Mirror, Mirror on the Wall: The Rise of the Selfie Generation
We all know the Greek myth of Narcissus — the attractive man who was lured by Nemesis to a pool. Narcissus, fatally falling in love with his own reflection, drowned. But what would a 21st-century Narcissus myth involve? I suspect it would include a smartphone, selfies, and crossing the street without looking.
First used in 2002, the word “selfie” earned its place in the history books when it was officially added to the Merriam-Webster dictionary in 2014. They define a selfie as:
“an image of oneself taken by oneself using a digital camera especially for posting on social networks”
Although selfies became ubiquitous during the latter part of the last decade, self-portraiture has a much longer history, even dating as far back as Ancient Egypt. However, it was not until the mid-15th century that this style grew in popularity. This was aided by mirrors improving in quality and becoming more affordable, as well as the rise of artists using self-portraiture as a marketing tool to display their artistic talent.

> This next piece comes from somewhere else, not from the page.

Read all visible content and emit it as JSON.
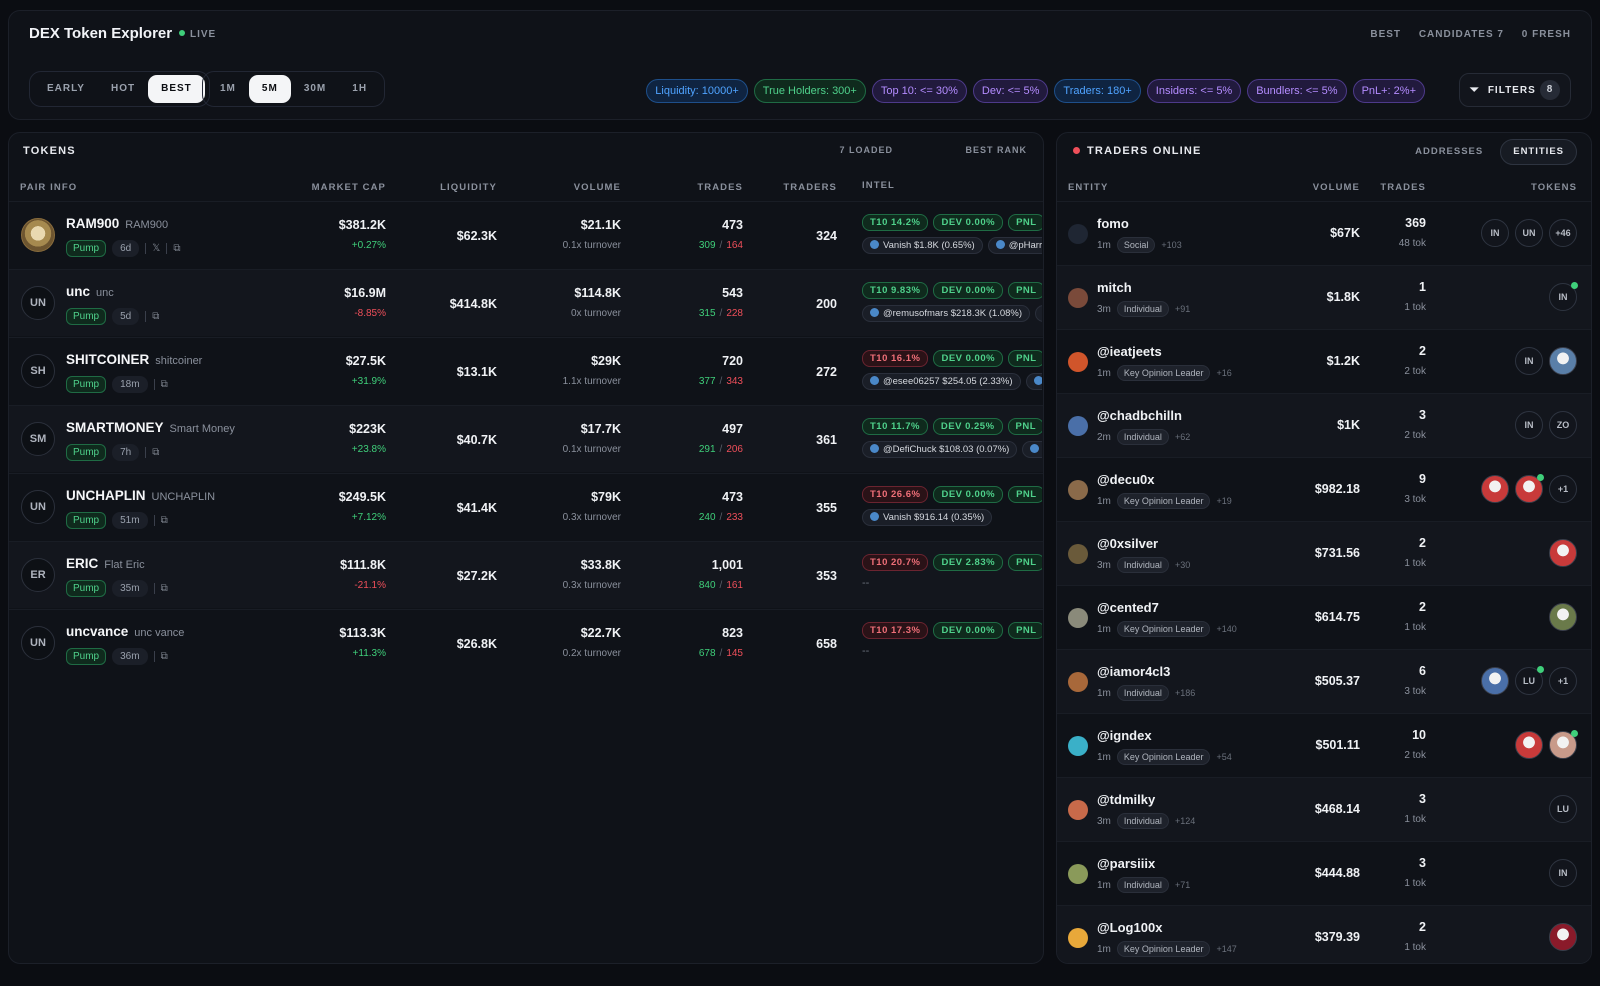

However, selfies and self-portraiture differ on several fronts. Firstly, selfies are by design “throw away” pieces. They’re not hung on a wall, they’re posted on a wall — a Facebook wall. Secondly, self-portraiture highlights the talent of the artist, whereas selfies, more often than not, highlight one’s lack of artistic talent. And lastly, selfies frequently celebrate the ordinary, the inconsequential, and the mundane. For millennials, the question isn’t “Does this moment warrant a selfie?” but “How long has it been since I last posted one?” Selfies have become an online heartbeat — a beacon of activity that isn’t given a second thought.
But Christians are called to live wisely (Ephesians 5:15). We are those who do give things “a second thought.” So does the Bible say anything to help us in the midst of the selfie generation?

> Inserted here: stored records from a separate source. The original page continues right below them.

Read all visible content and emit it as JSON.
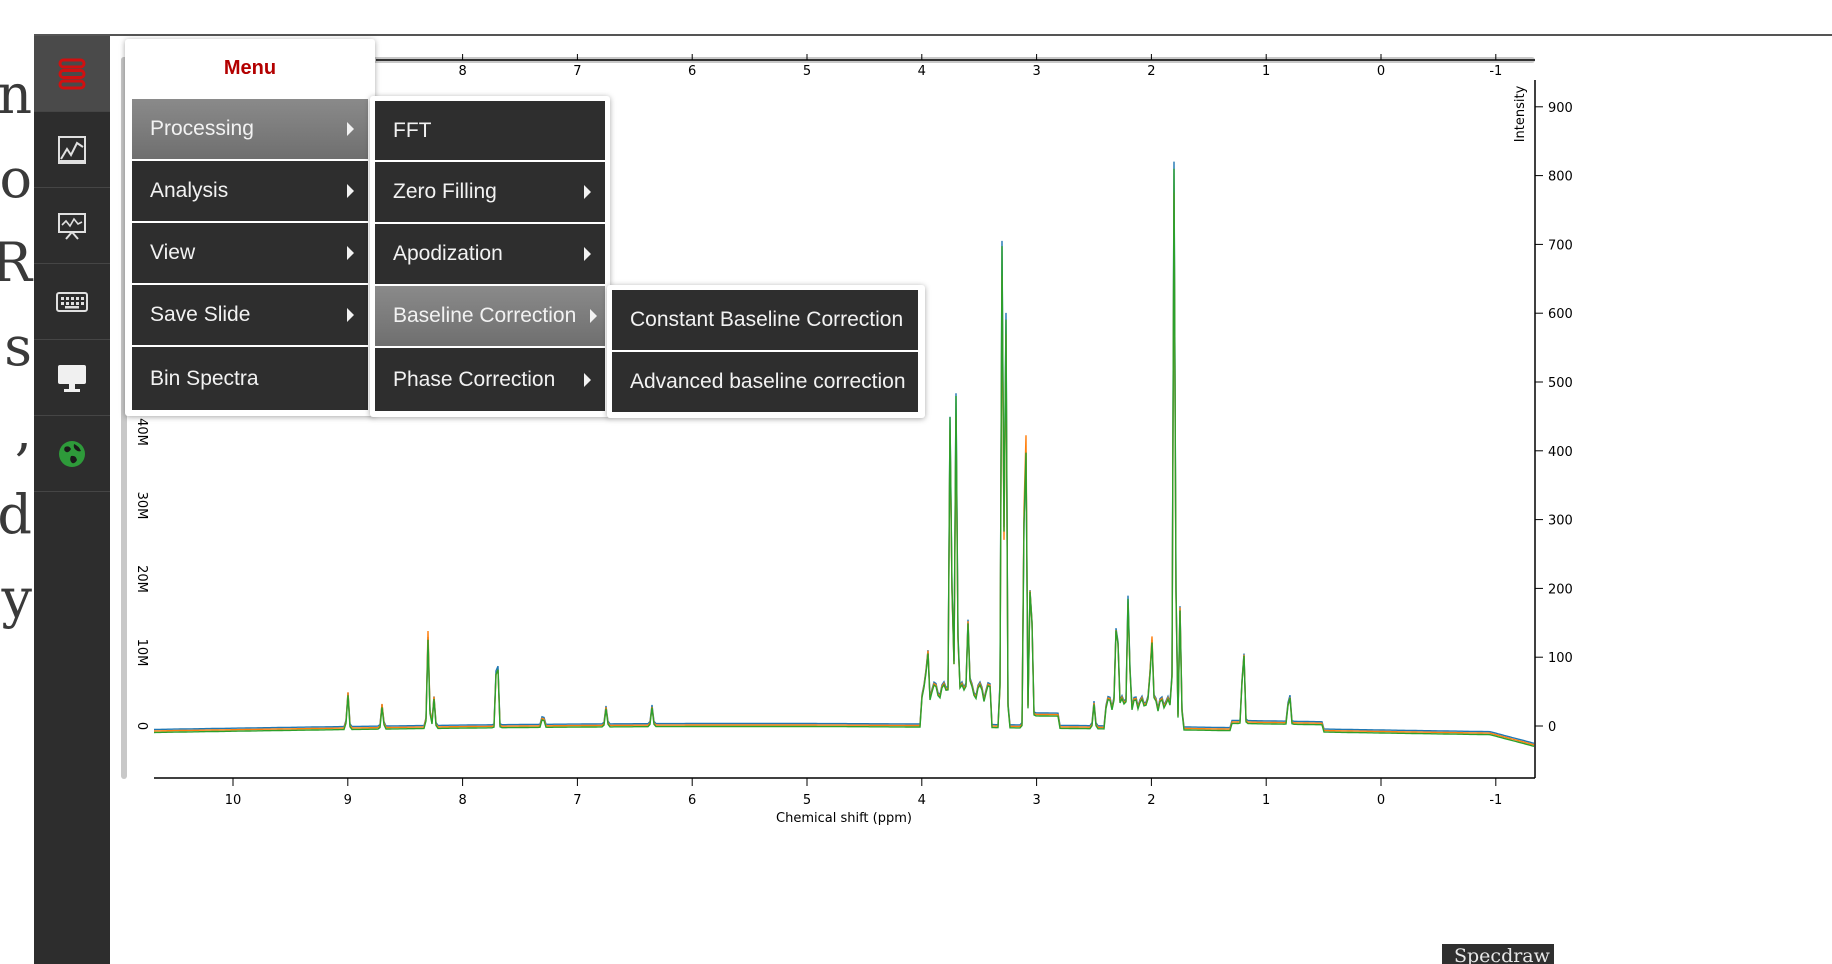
{
  "side_text": [
    "n",
    "o",
    "R",
    "s",
    ",",
    "d",
    "y"
  ],
  "toolbar": {
    "items": [
      {
        "icon": "stacked-layers-icon"
      },
      {
        "icon": "line-chart-icon"
      },
      {
        "icon": "presentation-chart-icon"
      },
      {
        "icon": "keyboard-icon"
      },
      {
        "icon": "monitor-icon"
      },
      {
        "icon": "globe-icon"
      }
    ]
  },
  "menu": {
    "title": "Menu",
    "items": [
      "Processing",
      "Analysis",
      "View",
      "Save Slide",
      "Bin Spectra"
    ],
    "processing_submenu": [
      "FFT",
      "Zero Filling",
      "Apodization",
      "Baseline Correction",
      "Phase Correction"
    ],
    "baseline_submenu": [
      "Constant Baseline Correction",
      "Advanced baseline correction"
    ]
  },
  "chart_data": {
    "type": "line",
    "xlabel": "Chemical shift (ppm)",
    "ylabel": "Intensity",
    "x_ticks": [
      "10",
      "9",
      "8",
      "7",
      "6",
      "5",
      "4",
      "3",
      "2",
      "1",
      "0",
      "-1"
    ],
    "top_x_ticks": [
      "8",
      "7",
      "6",
      "5",
      "4",
      "3",
      "2",
      "1",
      "0",
      "-1"
    ],
    "left_y_ticks": [
      "0",
      "10M",
      "20M",
      "30M",
      "40M"
    ],
    "right_y_ticks": [
      "0",
      "100",
      "200",
      "300",
      "400",
      "500",
      "600",
      "700",
      "800",
      "900"
    ],
    "x_reversed": true,
    "series_colors": [
      "#1f77b4",
      "#ff7f0e",
      "#2ca02c"
    ],
    "peaks": [
      {
        "x": 9.0,
        "y": 0.06
      },
      {
        "x": 8.7,
        "y": 0.04
      },
      {
        "x": 8.3,
        "y": 0.16
      },
      {
        "x": 8.25,
        "y": 0.05
      },
      {
        "x": 7.7,
        "y": 0.15
      },
      {
        "x": 7.3,
        "y": 0.02
      },
      {
        "x": 6.75,
        "y": 0.03
      },
      {
        "x": 6.35,
        "y": 0.03
      },
      {
        "x": 3.95,
        "y": 0.07
      },
      {
        "x": 3.75,
        "y": 0.49
      },
      {
        "x": 3.7,
        "y": 0.47
      },
      {
        "x": 3.6,
        "y": 0.12
      },
      {
        "x": 3.3,
        "y": 0.75
      },
      {
        "x": 3.27,
        "y": 0.7
      },
      {
        "x": 3.1,
        "y": 0.69
      },
      {
        "x": 3.05,
        "y": 0.3
      },
      {
        "x": 2.5,
        "y": 0.04
      },
      {
        "x": 2.3,
        "y": 0.18
      },
      {
        "x": 2.2,
        "y": 0.17
      },
      {
        "x": 2.0,
        "y": 0.14
      },
      {
        "x": 1.8,
        "y": 0.89
      },
      {
        "x": 1.75,
        "y": 0.2
      },
      {
        "x": 1.2,
        "y": 0.15
      },
      {
        "x": 0.8,
        "y": 0.06
      }
    ],
    "legend": "none"
  },
  "watermark": "Specdraw"
}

Let me begin by stating something clearly: the Bible does not forbid the taking of selfies. I have taken (and do take) the occasional selfie. But depending on the setting, and their frequency, selfies can be a lens that reveal a lack of wisdom or serious underlying sin.
Imagine a modern day crime show. The investigating team has their eye on a suspect and receive the appropriate warrant to search the suspect’s premises. Upon opening the door to his apartment, they find themselves standing in the middle of a very eerie scene. Every wall is covered, from floor to ceiling, with small, square photographs. After a closer inspection they notice a common theme: the subject of every photograph is their suspect. In fact, they’re selfies. What would be your first impression of that man? Is he psychotic? Self-obsessed? Narcissistic? Clearly you’d recognize something wasn’t right. Yet, there’s often very little difference between what was found on that man’s walls and what we would find if we browsed the Instagram feed of many Christians today.
When Jesus said, “You shall love your neighbor as yourself” (Matthew 22:39) He implied that we all do love ourselves. However, that was not an endorsement of narcissism and pride. The Bible is pervasive in its presentation of the Christian life as one of dying to self (Matthew 16:24), serving others (Mark 9:35, Galatians 5:13), and serving God (Romans 1:1, 1 Corinthians 7:22). God says He hates “pride and arrogance” (Proverbs 8:13). Unlike humanism, Biblical Christianity is outward focused. It isn’t me-centered. Our message is, and our life should be, God-centered. Men and women have value, but as R.C. Sproul says, our dignity is “derived, dependent, and received… In and of ourselves we are of the dust.” We have value, but only because we are made in God’s image.
It is in the context of the apostle Paul calling us to live a sacrificial life and not to be conformed to this world that he charges us “not to think of [ourselves] more highly than [we] ought to think…” (Romans 12:3). But not only do many of us think more highly of ourselves than we ought, we think of ourselves more frequently than we ought. The selfie generation has almost re-written John the Baptist’s words in John 3:30 to read, “I must increase, increase, increase.”
Should we outlaw selfies? No. Selfies have not made us a more narcissistic people. They have simply brought into focus the depths of our narcissism. And it’s this selfsame narcissism for which Jesus died. But the selfie generation does need to be reminded that what is considered “normal” practice today wasn’t normal only several years ago. Technology didn’t offer the ease to capture and share photographs. Services like Instagram and Snapchat didn’t exist. So before you next say “Cheese,” give it a second thought. Ask yourself, “Why?” And have an answer. For there is no standing still in the current of the culture. Either you’re being pulled down stream or you’re swimming up it. And the latter takes effort. And while it’s not always wrong to go down stream, as Christians who are called to live holy and wisely, any action that takes us down stream should be considered carefully and soberly.
As you examine the role you’re playing in the selfie generation, I’ll leave you with some wise words from Robert Murray M’Cheyne: “For every look at self, take ten looks at Christ.”